Laboratory for High Energy Physics |
Physics Applications in Security
A promising new technology proposed for the vast area of security
applications is the Gamma Nuclear Resonant Absorbtion (GNRA)
radiography. It assumes the use of high-resolution tracking detectors
with a substantial content of Nitrogen as gamma-to-charged particle
conversion medium. An appealing approach that we are developing is to
use liquid Argon time projection chambers (TPC) for this purpose, doped
with liquid Nitrogen to a concentration that provides high gamma
conversion efficiency in the resonant band on one side, and sufficient
charge transport and collection performance on the other.

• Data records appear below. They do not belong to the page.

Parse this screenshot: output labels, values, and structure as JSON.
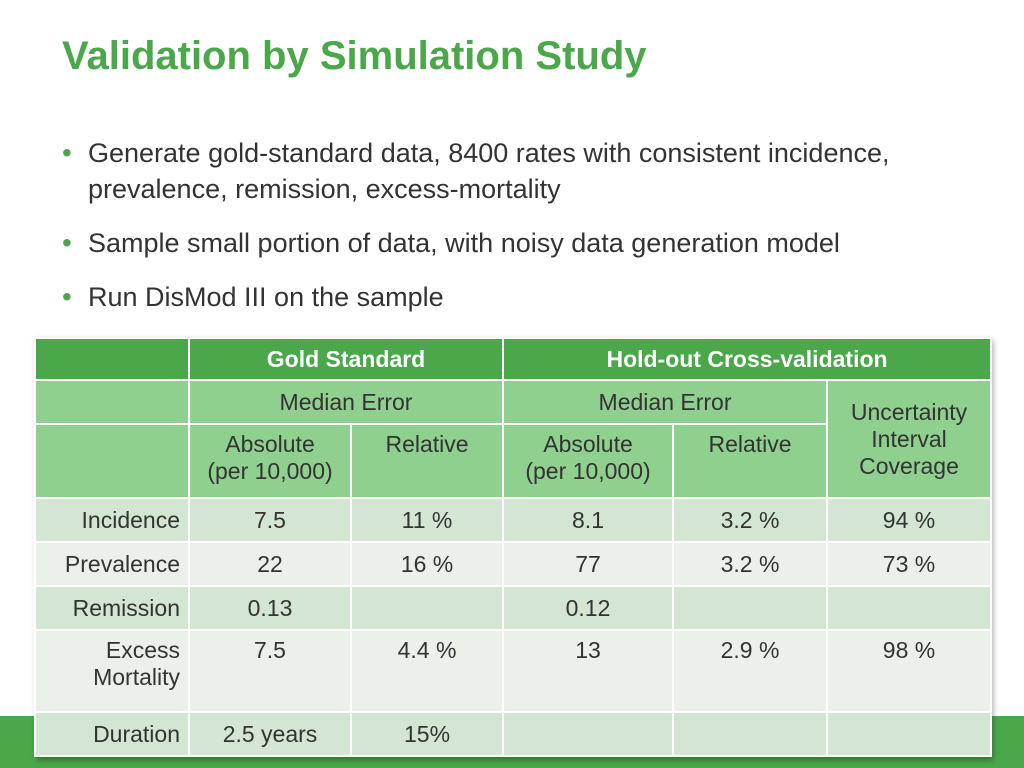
{
  "slide": {
    "title": "Validation by Simulation Study",
    "bullets": [
      "Generate gold-standard data, 8400 rates with consistent incidence, prevalence, remission, excess-mortality",
      "Sample small portion of data, with noisy data generation model",
      "Run DisMod III on the sample"
    ],
    "bullet_glyph": "•"
  },
  "colors": {
    "title": "#4aa84a",
    "header_dark": "#4aa84a",
    "header_light": "#8fd08f",
    "row_dark": "#d3e6d3",
    "row_light": "#e9f1e9"
  },
  "table": {
    "group_headers": [
      "Gold Standard",
      "Hold-out Cross-validation"
    ],
    "sub_headers": [
      "Median Error",
      "Median Error",
      "Uncertainty Interval Coverage"
    ],
    "unit_headers": {
      "gs_absolute": [
        "Absolute",
        "(per 10,000)"
      ],
      "gs_relative": "Relative",
      "cv_absolute": [
        "Absolute",
        "(per 10,000)"
      ],
      "cv_relative": "Relative"
    },
    "rows": [
      {
        "label": "Incidence",
        "cells": [
          "7.5",
          "11 %",
          "8.1",
          "3.2 %",
          "94 %"
        ]
      },
      {
        "label": "Prevalence",
        "cells": [
          "22",
          "16 %",
          "77",
          "3.2 %",
          "73 %"
        ]
      },
      {
        "label": "Remission",
        "cells": [
          "0.13",
          "",
          "0.12",
          "",
          ""
        ]
      },
      {
        "label": [
          "Excess",
          "Mortality"
        ],
        "cells": [
          "7.5",
          "4.4 %",
          "13",
          "2.9 %",
          "98 %"
        ]
      },
      {
        "label": "Duration",
        "cells": [
          "2.5 years",
          "15%",
          "",
          "",
          ""
        ]
      }
    ]
  }
}
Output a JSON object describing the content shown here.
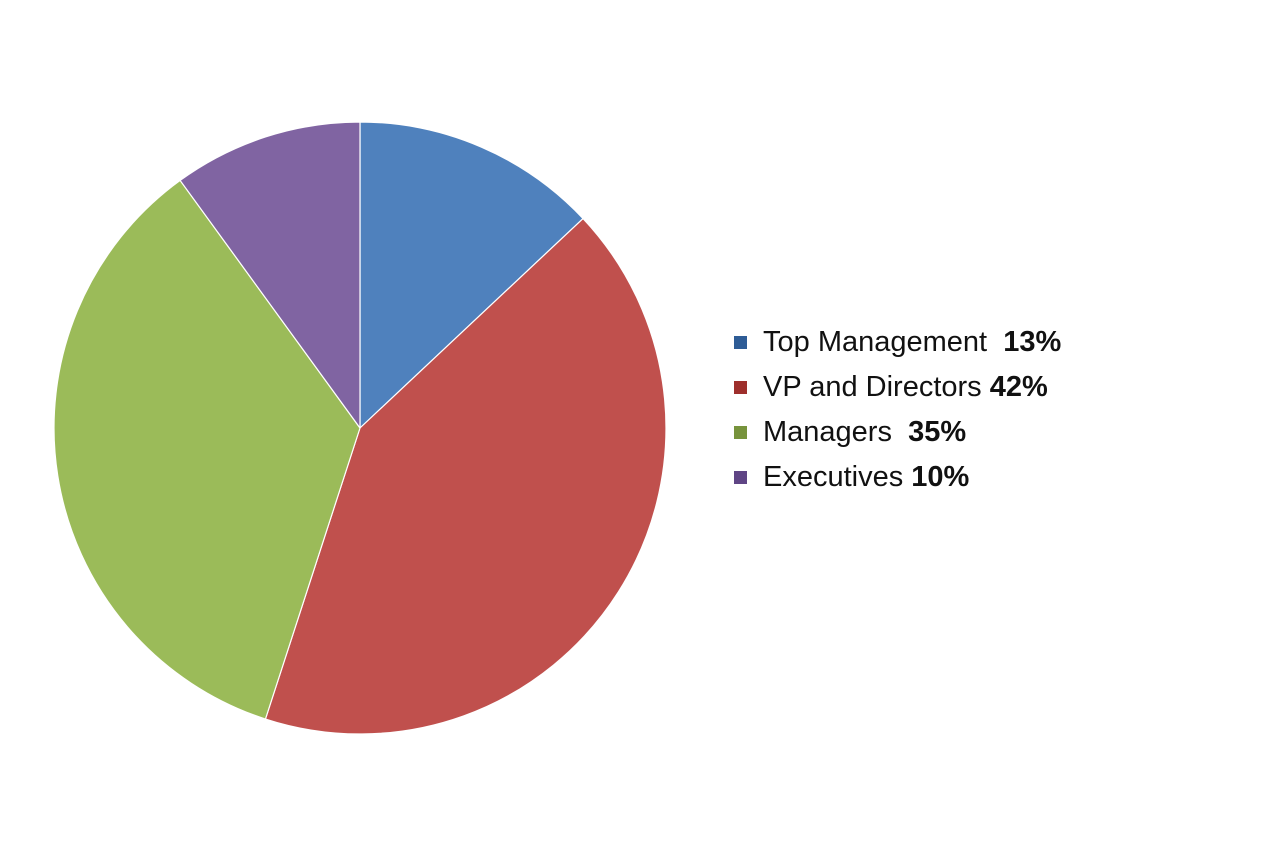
{
  "chart_data": {
    "type": "pie",
    "categories": [
      "Top Management",
      "VP and Directors",
      "Managers",
      "Executives"
    ],
    "values": [
      13,
      42,
      35,
      10
    ],
    "unit": "%",
    "colors": [
      "#4F81BD",
      "#C0504D",
      "#9BBB59",
      "#8064A2"
    ],
    "legend_swatch_colors": [
      "#2E5C96",
      "#9E2F2C",
      "#77933C",
      "#5F4585"
    ],
    "start_angle": "12 o'clock",
    "direction": "clockwise",
    "legend_position": "right",
    "title": ""
  },
  "legend": [
    {
      "label": "Top Management  ",
      "value": "13%"
    },
    {
      "label": "VP and Directors ",
      "value": "42%"
    },
    {
      "label": "Managers  ",
      "value": "35%"
    },
    {
      "label": "Executives ",
      "value": "10%"
    }
  ]
}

Nitrogen
nucleus excited by the gamma absorbed in the resonant band relaxes to
the Carbon nucleus with emission of the proton. Gamma outside of the
resonant band are mainly visible through Compton scattering in
Argon-Nitrogen mixture.
The high spatial resolution detector, able to distinguish such protons
from Compton electrons is therefore able to see the gamma rays intensity
ditribution specifically in the resonant band of Nitrogen absorbtion
spectrum. On the other side same reaction happens with gammas in the
inspected object. This allows to see the contrast of the Nitrogen
content in this object. Such information in combination with the density
contrast from the out-of-resonance gammas allows efficiently detect
some specific substances, in particular many explosive materials. We
develop a TPC on the mixture of liquid Argon and Nitrogen, which is a
very promising detector for such application.